Migrations irrégulières

Ce qu’ils ont vu sur la route de l’eldorado

Par la terre ou par la mer, la quête d’une vie meilleure mène des migrants à suivre des voies irrégulières pour rejoindre ce qu’ils croient être un eldorado au bout de la route. Comment faire échec aux belles promesses des passeurs ? En misant notamment sur les témoignages de ceux et celles qui rentrent au pays, leurs rêves brisés mais la vie sauve.

Un reportage de notre collaboratrice Benoîte Labrosse

Migrations irrégulières

« Ce que moi, j’ai enduré sur la route, je ne souhaite pas qu’ils le subissent. »

Comment convaincre les migrants que la voie irrégulière n’est pas la meilleure pour émigrer dans un autre pays ? En les informant correctement avant qu’ils ne prennent la route, croit l’Organisation internationale pour les migrations (OIM). Notre collaboratrice au Sénégal a assisté à l’une des projections-débats qu’organise l’OIM avec des migrants de retour chez eux.

Dakar, Sénégal — Elmas étudie le droit et rêve d’immigrer au Canada. Mais pas question pour lui de rejoindre ses compatriotes sénégalais sans un visa en poche. « Ce soir, j’ai vu des revenants, je dirais même des rescapés de la migration », s’exclame l’homme de 24 ans à la sortie d’une projection-débat de l’Organisation internationale pour les migrations (OIM), le 12 novembre dernier. La salle de la mairie de Patte d’Oie, dans l’est de Dakar, était pleine à craquer de jeunes Sénégalais qui réfléchissent à quitter le pays dans l’espoir d’améliorer leur sort.

L’OIM est aux premières loges pour constater que de condamner la migration n’empêche pas des dizaines de milliers d’Africains de l’Ouest de chercher à rejoindre clandestinement l’Europe, et parfois les Amériques. Elle se concentre donc à les informer sur les périls de la migration irrégulière : faim, soif, agressions, vols, viols, traite de personnes, emprisonnement, torture… De quoi en dissuader plusieurs de tenter « l’aventure ».
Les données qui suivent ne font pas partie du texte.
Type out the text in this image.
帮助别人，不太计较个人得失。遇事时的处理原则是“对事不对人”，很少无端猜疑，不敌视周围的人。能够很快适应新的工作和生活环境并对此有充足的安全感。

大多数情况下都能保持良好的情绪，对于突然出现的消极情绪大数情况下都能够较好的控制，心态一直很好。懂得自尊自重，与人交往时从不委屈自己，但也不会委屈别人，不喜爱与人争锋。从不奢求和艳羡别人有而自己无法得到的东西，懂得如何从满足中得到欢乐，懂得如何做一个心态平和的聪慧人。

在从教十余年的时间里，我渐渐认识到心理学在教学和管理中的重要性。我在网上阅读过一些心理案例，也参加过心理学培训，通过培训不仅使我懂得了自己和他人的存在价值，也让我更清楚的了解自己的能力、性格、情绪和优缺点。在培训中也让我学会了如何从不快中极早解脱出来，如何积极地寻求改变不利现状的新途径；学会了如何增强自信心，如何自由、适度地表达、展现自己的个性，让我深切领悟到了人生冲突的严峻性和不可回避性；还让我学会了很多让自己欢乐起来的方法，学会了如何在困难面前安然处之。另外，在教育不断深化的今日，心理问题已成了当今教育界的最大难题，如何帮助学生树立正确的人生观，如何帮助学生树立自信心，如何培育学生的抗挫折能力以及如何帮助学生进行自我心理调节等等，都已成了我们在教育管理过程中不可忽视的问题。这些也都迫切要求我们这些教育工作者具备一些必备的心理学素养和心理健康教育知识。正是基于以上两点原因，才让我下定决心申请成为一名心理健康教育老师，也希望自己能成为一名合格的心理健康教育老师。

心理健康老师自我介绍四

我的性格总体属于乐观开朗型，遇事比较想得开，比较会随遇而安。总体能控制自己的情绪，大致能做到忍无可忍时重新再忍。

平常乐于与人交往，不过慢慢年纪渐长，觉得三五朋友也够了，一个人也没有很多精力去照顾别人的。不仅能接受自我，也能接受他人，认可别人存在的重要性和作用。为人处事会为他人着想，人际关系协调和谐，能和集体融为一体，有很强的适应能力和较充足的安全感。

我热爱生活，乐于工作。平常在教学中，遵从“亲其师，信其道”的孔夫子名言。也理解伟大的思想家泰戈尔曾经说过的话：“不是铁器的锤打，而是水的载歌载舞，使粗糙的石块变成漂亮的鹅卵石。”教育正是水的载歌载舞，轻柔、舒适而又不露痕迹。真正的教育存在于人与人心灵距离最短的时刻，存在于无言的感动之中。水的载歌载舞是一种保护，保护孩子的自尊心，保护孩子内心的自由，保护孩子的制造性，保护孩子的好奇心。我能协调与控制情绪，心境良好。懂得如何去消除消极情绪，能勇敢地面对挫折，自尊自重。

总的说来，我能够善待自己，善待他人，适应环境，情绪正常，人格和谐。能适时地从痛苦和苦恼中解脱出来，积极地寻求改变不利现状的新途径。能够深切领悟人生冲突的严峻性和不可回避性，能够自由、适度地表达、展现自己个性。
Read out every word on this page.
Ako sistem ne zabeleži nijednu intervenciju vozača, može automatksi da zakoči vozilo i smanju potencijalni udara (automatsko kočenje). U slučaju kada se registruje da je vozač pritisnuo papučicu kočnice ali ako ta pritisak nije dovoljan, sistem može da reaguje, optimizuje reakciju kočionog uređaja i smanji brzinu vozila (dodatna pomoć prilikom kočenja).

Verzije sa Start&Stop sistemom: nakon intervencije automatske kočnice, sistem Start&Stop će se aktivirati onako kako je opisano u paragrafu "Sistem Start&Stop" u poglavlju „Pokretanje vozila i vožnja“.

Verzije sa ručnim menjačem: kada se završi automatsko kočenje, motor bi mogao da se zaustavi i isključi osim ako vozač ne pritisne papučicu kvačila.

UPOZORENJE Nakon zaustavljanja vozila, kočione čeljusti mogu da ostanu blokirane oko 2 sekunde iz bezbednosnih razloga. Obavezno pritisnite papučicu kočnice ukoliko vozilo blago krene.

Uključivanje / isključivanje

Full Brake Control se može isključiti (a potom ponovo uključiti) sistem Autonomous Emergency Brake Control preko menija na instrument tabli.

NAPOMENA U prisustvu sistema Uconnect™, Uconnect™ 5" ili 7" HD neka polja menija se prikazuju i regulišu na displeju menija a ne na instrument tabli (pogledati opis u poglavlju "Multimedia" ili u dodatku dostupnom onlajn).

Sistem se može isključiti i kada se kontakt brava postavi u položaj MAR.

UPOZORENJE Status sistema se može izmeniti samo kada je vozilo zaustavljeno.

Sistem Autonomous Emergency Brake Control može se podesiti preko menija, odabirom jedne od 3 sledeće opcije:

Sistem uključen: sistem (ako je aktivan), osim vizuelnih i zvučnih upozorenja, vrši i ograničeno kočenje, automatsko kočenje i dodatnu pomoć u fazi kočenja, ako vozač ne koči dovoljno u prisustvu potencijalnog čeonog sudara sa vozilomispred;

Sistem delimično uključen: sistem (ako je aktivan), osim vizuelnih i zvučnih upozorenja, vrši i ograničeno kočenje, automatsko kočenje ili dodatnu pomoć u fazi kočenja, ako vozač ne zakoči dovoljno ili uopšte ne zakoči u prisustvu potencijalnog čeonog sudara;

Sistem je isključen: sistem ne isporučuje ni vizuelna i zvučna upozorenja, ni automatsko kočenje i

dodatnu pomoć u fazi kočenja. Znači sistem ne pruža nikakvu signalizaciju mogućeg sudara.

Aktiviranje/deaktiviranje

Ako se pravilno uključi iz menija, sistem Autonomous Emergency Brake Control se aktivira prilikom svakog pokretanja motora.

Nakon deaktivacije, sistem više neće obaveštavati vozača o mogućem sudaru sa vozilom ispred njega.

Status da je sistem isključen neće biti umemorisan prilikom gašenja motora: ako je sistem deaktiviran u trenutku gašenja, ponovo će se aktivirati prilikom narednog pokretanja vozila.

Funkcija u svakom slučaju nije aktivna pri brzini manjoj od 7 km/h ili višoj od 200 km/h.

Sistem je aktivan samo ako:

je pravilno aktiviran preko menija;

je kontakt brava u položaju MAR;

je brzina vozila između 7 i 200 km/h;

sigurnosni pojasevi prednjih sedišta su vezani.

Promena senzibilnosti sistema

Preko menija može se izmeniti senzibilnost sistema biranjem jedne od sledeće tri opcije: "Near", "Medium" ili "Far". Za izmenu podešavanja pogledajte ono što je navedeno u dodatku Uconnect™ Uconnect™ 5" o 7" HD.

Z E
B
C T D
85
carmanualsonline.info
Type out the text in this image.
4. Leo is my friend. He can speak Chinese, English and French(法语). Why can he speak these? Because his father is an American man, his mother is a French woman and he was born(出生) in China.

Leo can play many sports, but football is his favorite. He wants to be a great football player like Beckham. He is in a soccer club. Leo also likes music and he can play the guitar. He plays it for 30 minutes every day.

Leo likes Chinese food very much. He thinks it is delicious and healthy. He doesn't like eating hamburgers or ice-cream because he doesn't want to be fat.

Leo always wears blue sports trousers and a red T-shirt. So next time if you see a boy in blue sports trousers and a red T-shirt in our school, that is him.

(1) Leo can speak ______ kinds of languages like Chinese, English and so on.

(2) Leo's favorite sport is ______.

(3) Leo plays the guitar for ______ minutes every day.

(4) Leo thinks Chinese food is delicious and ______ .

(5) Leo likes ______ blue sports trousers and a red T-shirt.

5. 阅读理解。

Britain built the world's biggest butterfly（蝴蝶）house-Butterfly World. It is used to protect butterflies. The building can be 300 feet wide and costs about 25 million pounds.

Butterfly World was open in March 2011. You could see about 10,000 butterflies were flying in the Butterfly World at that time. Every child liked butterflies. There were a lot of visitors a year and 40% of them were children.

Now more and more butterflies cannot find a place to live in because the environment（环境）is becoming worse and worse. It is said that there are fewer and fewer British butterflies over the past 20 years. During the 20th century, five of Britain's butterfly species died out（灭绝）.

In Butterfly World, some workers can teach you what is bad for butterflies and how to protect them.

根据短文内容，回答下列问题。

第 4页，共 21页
Inspirée par une étude du ministère de la Justice des Pays-Bas sur la portée des récits migratoires, l’organisation a lancé fin 2017 le programme Migrants comme messagers (MaM). Il a, à ce jour, permis à une centaine de migrants de retour en Guinée, au Nigeria et au Sénégal de raconter leurs douloureux souvenirs à la caméra, puis de recueillir ceux de leurs compatriotes au moyen d’une application sur leur téléphone. Des extraits sont diffusés sur les réseaux sociaux, principalement Facebook et l’application de messagerie WhatsApp.

« Nous n’avons jamais voulu condamner la migration, a insisté Marilena Cordato, agente de mobilisation des médias pour le bureau sénégalais de l’OIM. L’objectif est de sauver des vies et d’éviter beaucoup de souffrances. » Un désir partagé par le volontaire Ousmane Badji, qui a tenté trois fois de rejoindre l’Europe. « Je ne veux pas leur faire peur ou les empêcher de voyager, nous a-t-il assuré. Ma mission est de convaincre les jeunes Sénégalais de ne pas hypothéquer leur vie. Ce que moi, j’ai enduré sur la route, je ne souhaite pas qu’ils le subissent. »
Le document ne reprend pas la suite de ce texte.